Jules Gheude

L’attitude ambiguë des libéraux flamands

Jules Gheude Essayiste politique

Après s’être allié à la N-VA au gouvernement flamand, l’Open VLD va-t-il faire le choix de participer à une coalition fédérale sans le parti nationaliste ? De récentes déclarations permettent de le supposer.

Membre de l’exécutif flamand, le libéral Bart Somers, issu de l’ex-Volksunie, s’est ainsi attiré les foudres de la N-VA pour avoir déclaré qu’elle fuyait ses responsabilités au niveau fédéral. Tel n’est pas le cas de l’Open VLD qui, selon sa présidente Gwendolyn Rutten, n’est pas disponible pour bloquer ou scinder le pays.

Le discours libéral flamand est toutefois loin d’avoir toujours été aussi modéré.

Souvenons-nous de cette déclaration de Karel De Gucht, alors président de l’Open VLD, sur le plateau de VTM, le 6 novembre 2002 : La Belgique est condamnée à disparaître à terme, à s’évaporer, et en attendant elle n’apporte plus aucune valeur ajoutée à la Flandre. Il est inadmissible que la Flandre paie davantage pour les soins de santé et reçoive moins en retour de la Wallonie.

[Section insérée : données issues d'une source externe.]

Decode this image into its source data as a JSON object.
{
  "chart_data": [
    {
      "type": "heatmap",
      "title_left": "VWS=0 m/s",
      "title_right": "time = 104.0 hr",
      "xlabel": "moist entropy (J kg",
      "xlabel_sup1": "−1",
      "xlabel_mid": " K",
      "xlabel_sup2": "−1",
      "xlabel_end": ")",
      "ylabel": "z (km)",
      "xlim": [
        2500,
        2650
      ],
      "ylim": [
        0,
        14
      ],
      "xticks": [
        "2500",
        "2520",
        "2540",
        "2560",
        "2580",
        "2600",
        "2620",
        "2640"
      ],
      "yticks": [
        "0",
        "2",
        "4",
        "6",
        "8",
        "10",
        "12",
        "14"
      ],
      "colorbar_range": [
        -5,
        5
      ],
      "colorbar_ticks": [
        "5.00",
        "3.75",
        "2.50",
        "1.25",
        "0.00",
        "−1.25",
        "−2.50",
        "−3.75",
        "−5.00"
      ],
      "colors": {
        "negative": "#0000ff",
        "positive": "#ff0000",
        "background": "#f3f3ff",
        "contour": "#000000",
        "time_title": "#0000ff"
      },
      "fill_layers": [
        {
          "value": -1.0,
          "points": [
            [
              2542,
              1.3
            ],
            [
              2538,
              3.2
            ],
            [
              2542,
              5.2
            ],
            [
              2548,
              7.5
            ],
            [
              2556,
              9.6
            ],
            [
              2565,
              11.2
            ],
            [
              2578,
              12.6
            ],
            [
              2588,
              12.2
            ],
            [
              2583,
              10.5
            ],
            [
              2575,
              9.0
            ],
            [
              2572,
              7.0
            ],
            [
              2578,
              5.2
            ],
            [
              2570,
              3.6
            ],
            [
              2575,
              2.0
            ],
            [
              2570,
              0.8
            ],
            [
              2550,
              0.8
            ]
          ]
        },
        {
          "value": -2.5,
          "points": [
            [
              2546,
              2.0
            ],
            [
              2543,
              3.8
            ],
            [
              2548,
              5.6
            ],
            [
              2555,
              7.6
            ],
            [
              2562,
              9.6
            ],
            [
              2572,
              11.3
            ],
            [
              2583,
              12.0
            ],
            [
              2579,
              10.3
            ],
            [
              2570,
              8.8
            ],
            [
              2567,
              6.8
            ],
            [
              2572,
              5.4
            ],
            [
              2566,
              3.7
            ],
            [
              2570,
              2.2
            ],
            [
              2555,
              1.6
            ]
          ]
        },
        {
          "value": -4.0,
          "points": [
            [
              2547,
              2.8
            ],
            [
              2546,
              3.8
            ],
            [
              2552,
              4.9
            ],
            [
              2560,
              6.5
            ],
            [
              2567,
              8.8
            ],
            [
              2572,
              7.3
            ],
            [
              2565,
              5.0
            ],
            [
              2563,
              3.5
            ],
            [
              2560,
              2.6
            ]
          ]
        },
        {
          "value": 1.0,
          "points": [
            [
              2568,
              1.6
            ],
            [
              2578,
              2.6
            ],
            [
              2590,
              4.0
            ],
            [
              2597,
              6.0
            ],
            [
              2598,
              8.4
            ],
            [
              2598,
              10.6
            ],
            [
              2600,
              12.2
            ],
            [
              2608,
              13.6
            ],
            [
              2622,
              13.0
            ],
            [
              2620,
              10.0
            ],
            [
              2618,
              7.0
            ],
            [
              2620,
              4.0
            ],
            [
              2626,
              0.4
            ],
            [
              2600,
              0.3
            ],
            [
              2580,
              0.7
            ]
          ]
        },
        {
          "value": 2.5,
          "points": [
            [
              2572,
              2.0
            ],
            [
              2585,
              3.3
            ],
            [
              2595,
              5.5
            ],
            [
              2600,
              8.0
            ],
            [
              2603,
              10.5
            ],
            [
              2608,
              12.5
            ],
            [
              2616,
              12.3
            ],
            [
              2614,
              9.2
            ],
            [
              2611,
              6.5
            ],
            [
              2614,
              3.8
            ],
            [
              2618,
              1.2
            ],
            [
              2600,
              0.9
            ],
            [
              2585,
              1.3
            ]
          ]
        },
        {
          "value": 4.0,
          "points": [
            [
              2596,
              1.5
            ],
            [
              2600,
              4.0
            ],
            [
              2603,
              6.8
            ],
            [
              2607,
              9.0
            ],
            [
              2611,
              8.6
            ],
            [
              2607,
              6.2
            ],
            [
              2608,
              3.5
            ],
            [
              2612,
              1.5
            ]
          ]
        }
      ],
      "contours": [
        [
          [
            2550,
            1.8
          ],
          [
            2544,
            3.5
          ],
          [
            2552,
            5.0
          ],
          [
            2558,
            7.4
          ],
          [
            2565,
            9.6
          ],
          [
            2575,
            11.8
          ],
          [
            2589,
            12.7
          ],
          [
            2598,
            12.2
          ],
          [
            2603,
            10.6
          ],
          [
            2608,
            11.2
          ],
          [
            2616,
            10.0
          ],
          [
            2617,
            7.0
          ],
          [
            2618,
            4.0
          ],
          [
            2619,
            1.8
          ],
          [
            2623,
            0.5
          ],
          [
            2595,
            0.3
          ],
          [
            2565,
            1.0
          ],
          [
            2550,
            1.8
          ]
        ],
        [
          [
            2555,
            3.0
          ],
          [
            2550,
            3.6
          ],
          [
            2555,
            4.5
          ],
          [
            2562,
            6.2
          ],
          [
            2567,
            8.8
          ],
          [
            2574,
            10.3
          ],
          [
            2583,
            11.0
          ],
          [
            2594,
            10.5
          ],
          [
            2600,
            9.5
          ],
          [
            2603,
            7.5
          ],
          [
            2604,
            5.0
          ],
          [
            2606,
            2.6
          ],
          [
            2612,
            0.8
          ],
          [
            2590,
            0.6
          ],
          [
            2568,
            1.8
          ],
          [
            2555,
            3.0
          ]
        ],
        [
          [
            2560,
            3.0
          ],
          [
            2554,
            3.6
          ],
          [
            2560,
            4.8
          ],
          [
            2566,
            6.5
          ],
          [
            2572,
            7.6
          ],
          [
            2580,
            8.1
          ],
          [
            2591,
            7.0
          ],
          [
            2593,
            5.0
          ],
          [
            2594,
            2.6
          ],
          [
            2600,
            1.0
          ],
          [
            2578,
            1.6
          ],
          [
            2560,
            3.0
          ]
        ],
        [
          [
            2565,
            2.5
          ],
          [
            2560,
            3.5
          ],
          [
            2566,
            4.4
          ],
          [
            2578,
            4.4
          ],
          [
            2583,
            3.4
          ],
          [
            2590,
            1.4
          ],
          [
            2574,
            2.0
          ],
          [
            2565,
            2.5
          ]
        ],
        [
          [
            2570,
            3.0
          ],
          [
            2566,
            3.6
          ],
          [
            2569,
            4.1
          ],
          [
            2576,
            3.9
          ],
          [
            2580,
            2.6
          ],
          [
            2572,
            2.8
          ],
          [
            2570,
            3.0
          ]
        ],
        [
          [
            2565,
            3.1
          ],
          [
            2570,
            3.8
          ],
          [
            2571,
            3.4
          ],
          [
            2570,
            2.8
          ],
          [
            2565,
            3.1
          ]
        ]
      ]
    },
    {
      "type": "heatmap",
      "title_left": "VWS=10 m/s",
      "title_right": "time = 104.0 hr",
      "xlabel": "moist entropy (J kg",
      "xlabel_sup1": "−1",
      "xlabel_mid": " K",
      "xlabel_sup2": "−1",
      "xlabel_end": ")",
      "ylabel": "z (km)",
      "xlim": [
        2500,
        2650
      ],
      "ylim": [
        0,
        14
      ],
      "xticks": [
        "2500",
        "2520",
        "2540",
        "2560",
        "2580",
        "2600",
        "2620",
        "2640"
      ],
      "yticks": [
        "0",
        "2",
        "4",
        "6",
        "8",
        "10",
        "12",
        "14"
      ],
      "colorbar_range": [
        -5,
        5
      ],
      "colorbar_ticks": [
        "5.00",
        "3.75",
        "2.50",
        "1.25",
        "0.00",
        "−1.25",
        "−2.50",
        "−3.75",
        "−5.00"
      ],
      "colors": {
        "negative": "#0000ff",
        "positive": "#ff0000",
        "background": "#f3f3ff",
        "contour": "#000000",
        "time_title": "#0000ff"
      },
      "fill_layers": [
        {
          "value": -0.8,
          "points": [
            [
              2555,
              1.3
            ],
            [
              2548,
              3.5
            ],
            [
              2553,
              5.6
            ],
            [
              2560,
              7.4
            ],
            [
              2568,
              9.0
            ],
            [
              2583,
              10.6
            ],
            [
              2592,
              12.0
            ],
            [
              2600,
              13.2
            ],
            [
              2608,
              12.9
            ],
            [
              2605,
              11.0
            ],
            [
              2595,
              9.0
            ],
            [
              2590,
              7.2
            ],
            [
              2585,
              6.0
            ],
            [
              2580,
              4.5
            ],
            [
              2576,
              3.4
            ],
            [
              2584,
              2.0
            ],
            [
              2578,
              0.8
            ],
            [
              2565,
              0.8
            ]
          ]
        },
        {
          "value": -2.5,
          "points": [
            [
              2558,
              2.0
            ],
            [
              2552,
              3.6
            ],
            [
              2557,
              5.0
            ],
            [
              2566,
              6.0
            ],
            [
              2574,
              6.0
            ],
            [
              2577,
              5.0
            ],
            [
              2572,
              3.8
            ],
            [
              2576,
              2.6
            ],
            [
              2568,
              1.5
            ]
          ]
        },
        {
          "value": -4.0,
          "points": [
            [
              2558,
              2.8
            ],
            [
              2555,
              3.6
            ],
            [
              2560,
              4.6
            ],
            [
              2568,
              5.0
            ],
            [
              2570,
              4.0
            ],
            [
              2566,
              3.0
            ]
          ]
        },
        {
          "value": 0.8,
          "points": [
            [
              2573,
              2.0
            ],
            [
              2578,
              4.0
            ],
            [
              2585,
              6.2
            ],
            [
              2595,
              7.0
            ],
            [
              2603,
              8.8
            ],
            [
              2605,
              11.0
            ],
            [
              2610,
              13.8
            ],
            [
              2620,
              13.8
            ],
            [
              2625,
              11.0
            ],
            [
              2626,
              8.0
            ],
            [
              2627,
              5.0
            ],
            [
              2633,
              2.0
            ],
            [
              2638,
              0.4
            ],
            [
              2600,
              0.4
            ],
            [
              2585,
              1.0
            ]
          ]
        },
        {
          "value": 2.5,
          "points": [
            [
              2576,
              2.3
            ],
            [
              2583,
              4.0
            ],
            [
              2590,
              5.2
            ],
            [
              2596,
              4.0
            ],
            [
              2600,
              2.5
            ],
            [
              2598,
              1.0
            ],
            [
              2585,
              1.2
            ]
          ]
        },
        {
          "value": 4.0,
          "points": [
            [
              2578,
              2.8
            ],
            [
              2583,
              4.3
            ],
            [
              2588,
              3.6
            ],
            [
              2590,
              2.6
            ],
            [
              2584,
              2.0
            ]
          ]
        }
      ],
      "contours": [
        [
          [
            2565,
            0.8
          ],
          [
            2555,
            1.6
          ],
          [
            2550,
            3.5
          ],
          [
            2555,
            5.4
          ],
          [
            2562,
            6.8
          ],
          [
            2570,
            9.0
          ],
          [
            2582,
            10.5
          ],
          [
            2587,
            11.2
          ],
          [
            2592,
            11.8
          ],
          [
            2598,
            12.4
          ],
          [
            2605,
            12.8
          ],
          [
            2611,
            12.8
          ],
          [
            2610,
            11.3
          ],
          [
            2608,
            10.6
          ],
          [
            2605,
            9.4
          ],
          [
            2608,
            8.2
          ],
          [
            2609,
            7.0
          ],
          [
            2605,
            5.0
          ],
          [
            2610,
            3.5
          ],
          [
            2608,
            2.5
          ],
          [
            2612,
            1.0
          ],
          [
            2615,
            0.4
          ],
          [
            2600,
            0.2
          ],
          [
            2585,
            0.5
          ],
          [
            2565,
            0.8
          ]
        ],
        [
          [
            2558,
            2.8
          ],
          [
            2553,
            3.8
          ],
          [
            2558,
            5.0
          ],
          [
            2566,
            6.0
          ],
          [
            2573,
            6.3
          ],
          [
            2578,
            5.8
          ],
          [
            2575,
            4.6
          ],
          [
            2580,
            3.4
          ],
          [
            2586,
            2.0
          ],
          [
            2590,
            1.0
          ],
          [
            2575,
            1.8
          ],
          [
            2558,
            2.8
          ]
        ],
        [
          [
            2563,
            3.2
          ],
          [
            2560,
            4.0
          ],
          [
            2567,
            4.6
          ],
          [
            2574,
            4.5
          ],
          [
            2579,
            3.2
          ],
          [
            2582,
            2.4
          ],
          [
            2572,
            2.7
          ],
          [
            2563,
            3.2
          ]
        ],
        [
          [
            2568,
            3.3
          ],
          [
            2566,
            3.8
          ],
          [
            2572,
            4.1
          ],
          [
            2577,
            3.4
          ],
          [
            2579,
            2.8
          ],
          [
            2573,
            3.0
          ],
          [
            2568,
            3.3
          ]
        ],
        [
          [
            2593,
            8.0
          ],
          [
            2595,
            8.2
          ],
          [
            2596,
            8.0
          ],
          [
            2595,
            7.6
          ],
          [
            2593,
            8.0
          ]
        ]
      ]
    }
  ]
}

Karel De Gucht prenait ainsi le relais de son coreligionnaire Patrick Dewael, ministre-président flamand qui, quelques mois plus tôt, avait pointé du doigt les transferts nord-sud : Chaque Flamand paie 815 euros pour son compatriote du Sud. Soit huit fois plus qu’un citoyen ouest-allemand débourse pour son voisin est-allemand. Amis wallons, attention !

Le même Patrick Dewael qui, le 7 janvier 2003, allait présenter ses priorités pour une future réforme de l’Etat. Un cahier de revendications s’inscrivant nettement dans le projet confédéral adopté, en 1999, par le Parlement flamand : scission des soins de santé et des allocations familiales, régionalisation partielle de la SNCB, flamandisation totale de Bruxelles-National, autonomie accrue pour l’impôt des personnes physiques, régionalisation partielle de l’impôt des sociétés, fixation par la Flandre de ses salaires et des sanctions de ses chômeurs.

Pour en revenir à Bart Somers, il convient également de citer ses propos tenus dans « Le Soir », le 5 septembre 2003 : Il serait impensable de toucher à l’économie de la Flandre de plein fouet en lui faisant porter l’effort de réduction d’émission de CO2 de manière linéaire, alors que l’appareil industriel au sud est plus vétuste, pollue proportionnellement davantage que le nôtre, qui est à la pointe de la technologie propre. Il n’est pas question de troquer un effort financier flamand en échange d’air propre wallon. Dans le cadre de Kyoto, la Flandre souhaite que la solidarité s’exerce, cette fois, dans l’autre sens, en faveur du nord.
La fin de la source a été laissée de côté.